Over time there were huge successes such as I’ll Be Back, a song about Christ leaving heaven to pay man’s debt on the cross and then coming back for His people.
Looking back on the twists and turns of an unconventional career, Michael can passionately sing another of his hits, Drinking from My Saucer, knowing that God blesses him again and again.
He learned again following another surgery in the late 1990s.
“I was sitting at home having my own pity party, feeling sorry for myself, saying, ‘Why me, Lord? Why me?” he says.
Meanwhile, Combs’ wife, Denise, had returned from the post office with a pile of cards from well-wishers across the country. “Radio stations were telling people about my situation and requesting prayer on my behalf,” Michael remembers. “A lady from Ohio, named Janet, sent me a card. She encouraged me in the Lord and said, ‘Brother Michael, I don’t think God is through with you. He is going to raise you up and you are going to write some of the best songs you have ever written.”

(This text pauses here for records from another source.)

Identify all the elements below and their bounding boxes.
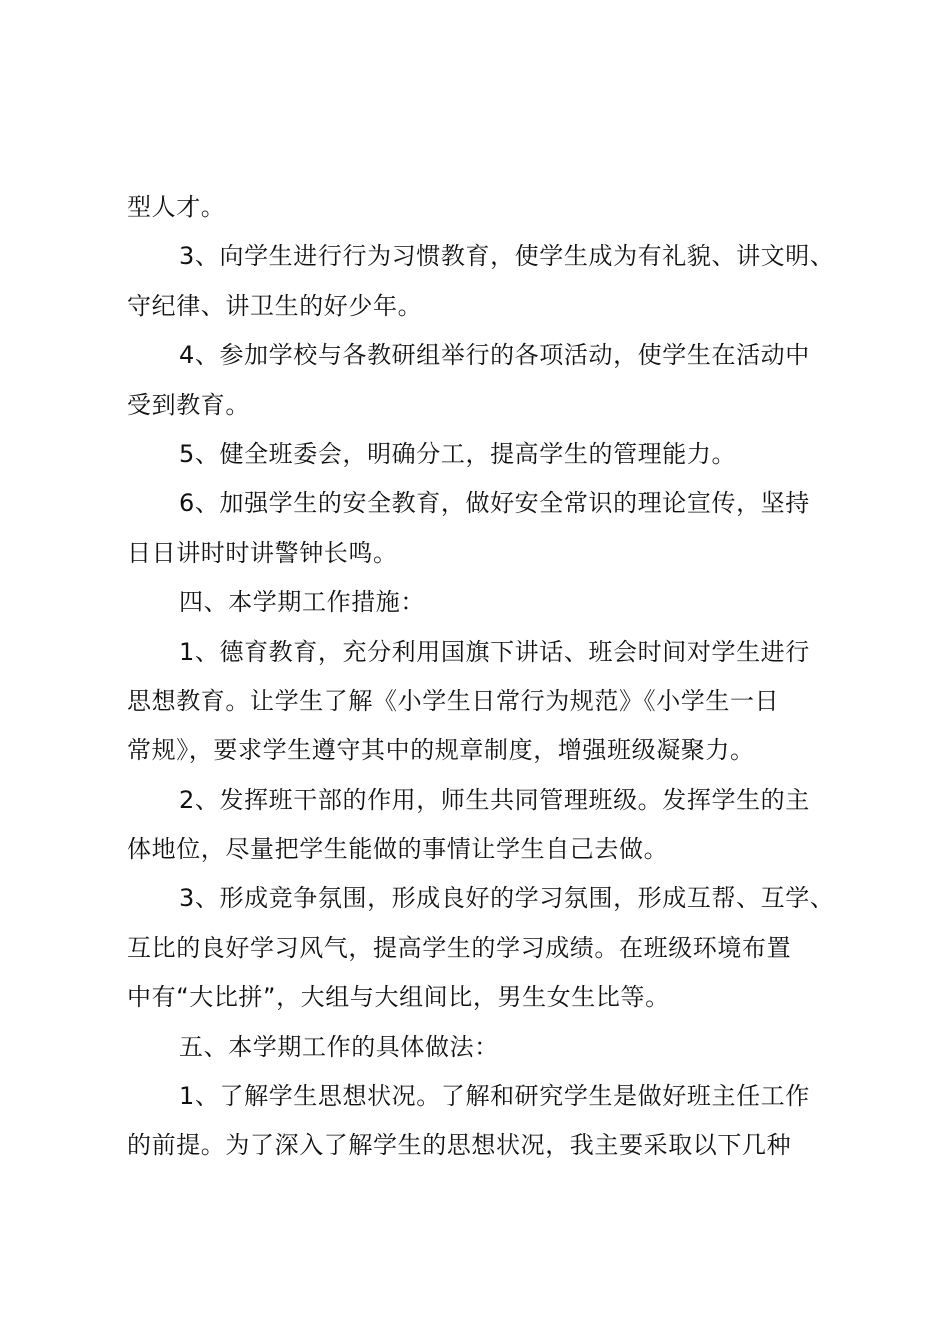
- text-line: 2、发挥班干部的作用，师生共同管理班级。发挥学生的主: [179, 785, 810, 814]
- text-line: 3、向学生进行行为习惯教育，使学生成为有礼貌、讲文明、: [179, 242, 835, 271]
- text-line: 中有“大比拼”，大组与大组间比，男生女生比等。: [127, 983, 670, 1012]
- text-line: 互比的良好学习风气，提高学生的学习成绩。在班级环境布置: [127, 933, 792, 962]
- document-body: [127, 183, 837, 1171]
- text-line: 4、参加学校与各教研组举行的各项活动，使学生在活动中: [179, 341, 810, 370]
- text-line: 型人才。: [127, 193, 226, 221]
- text-line: 1、德育教育，充分利用国旗下讲话、班会时间对学生进行: [179, 637, 810, 666]
- section-heading: 五、本学期工作的具体做法：: [179, 1032, 499, 1061]
- text-line: 思想教育。让学生了解《小学生日常行为规范》《小学生一日: [127, 686, 780, 715]
- text-line: 日日讲时时讲警钟长鸣。: [127, 538, 398, 567]
- text-line: 受到教育。: [127, 390, 250, 419]
- text-line: 常规》，要求学生遵守其中的规章制度，增强班级凝聚力。: [127, 736, 755, 765]
- text-line: 1、了解学生思想状况。了解和研究学生是做好班主任工作: [179, 1082, 810, 1111]
- text-line: 的前提。为了深入了解学生的思想状况，我主要采取以下几种: [127, 1131, 792, 1160]
- section-heading: 四、本学期工作措施：: [179, 588, 425, 617]
- text-line: 5、健全班委会，明确分工，提高学生的管理能力。: [179, 439, 737, 468]
- text-line: 守纪律、讲卫生的好少年。: [127, 291, 423, 320]
- text-line: 3、形成竞争氛围，形成良好的学习氛围，形成互帮、互学、: [179, 884, 835, 913]
- text-line: 体地位，尽量把学生能做的事情让学生自己去做。: [127, 835, 669, 864]
- text-line: 6、加强学生的安全教育，做好安全常识的理论宣传，坚持: [179, 489, 810, 518]
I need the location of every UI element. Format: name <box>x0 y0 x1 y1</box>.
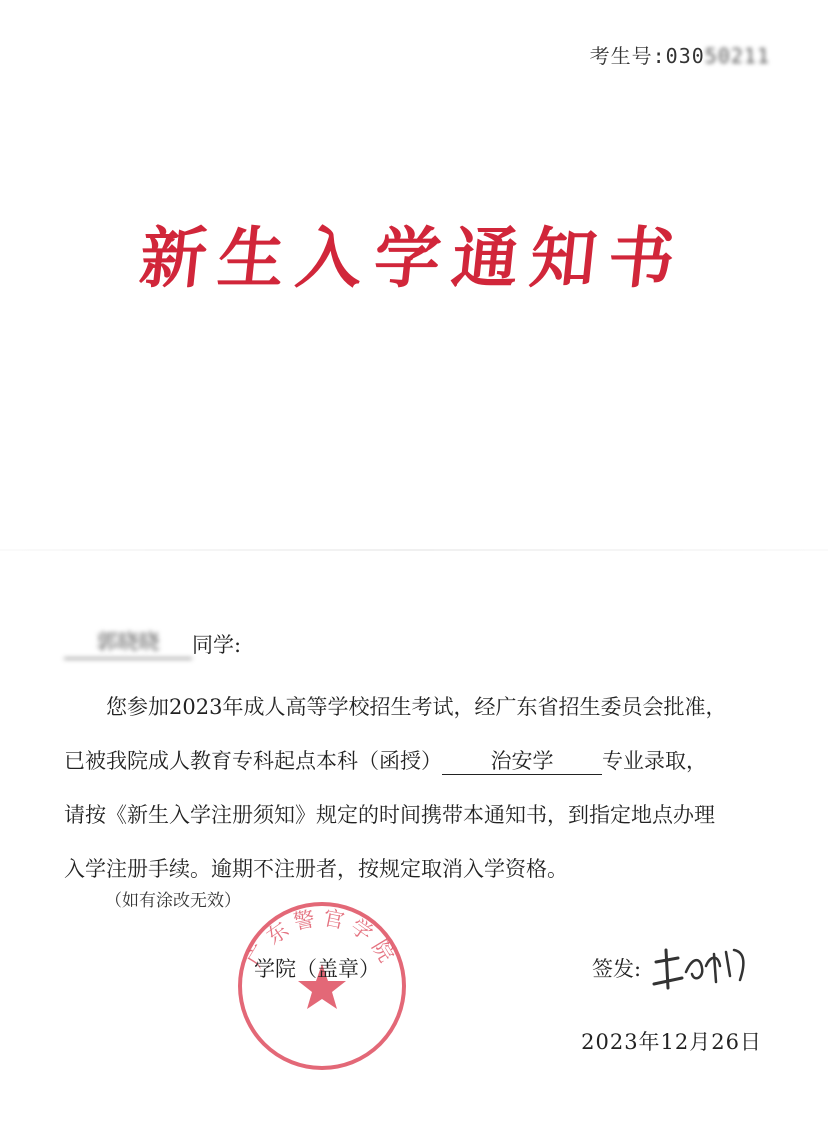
exam-number-redacted: 50211 <box>704 44 770 68</box>
college-seal <box>232 896 412 1076</box>
handwritten-signature <box>648 932 758 1002</box>
exam-number-label: 考生号: <box>589 44 666 68</box>
college-stamp-label: 学院（盖章） <box>254 957 380 981</box>
body-line-1: 您参加2023年成人高等学校招生考试，经广东省招生委员会批准， <box>106 695 727 719</box>
void-if-altered-note: （如有涂改无效） <box>105 891 241 911</box>
body-line-2 <box>64 734 774 788</box>
greeting <box>64 626 241 659</box>
body-line-2-prefix: 已被我院成人教育专科起点本科（函授） <box>64 749 442 773</box>
greeting-suffix: 同学: <box>192 633 242 657</box>
signed-by-label: 签发: <box>592 957 642 981</box>
exam-number-visible: 030 <box>665 44 705 68</box>
major-field: 治安学 <box>442 748 602 775</box>
paper-fold-line <box>0 549 828 551</box>
body-line-4: 入学注册手续。逾期不注册者，按规定取消入学资格。 <box>64 857 568 881</box>
issue-date: 2023年12月26日 <box>581 1030 762 1054</box>
exam-number <box>590 40 770 69</box>
body-line-3: 请按《新生入学注册须知》规定的时间携带本通知书，到指定地点办理 <box>64 803 715 827</box>
body-line-2-suffix: 专业录取， <box>602 749 707 773</box>
seal-text: 广东警官学院 <box>242 905 402 972</box>
document-title: 新生入学通知书 <box>136 219 691 297</box>
notice-body <box>64 680 774 896</box>
student-name-redacted: 郭晓晓 <box>64 626 192 659</box>
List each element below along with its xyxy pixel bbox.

The fan included a poem from an unknown author.
I’ve never made a fortune, and it’s probably too late now.
But I don’t worry about that much, I’m happy anyhow
And as I go along life’s journey,
I’m reaping better than I sowed.
I’m drinking from my saucer,
‘Cause my cup has overflowed.
“It was what I needed at that moment,” he remembers. “It was like God shook me and said, ‘Listen, it could be a lot worse. You could be burning in Hell right now.
“That is exactly what I deserve, but because of His mercy and grace, he has blessed me over and over again. When I read that poem, I walked across the room to a little digital piano. I just had to sing that poem. The tune came out of nowhere before I knew it. I was just sitting there singing it and looked up. My wife was standing there with tears running down her face.”
I’m drinking from my saucer
‘Cause my cup has overflowed.
It’s how Michael Combs views life despite health issues that should have limited his ministry.
“I hope to give encouragement and bless someone and give some help to somebody,” Combs says.
Whether in concert or with recorded music, he does.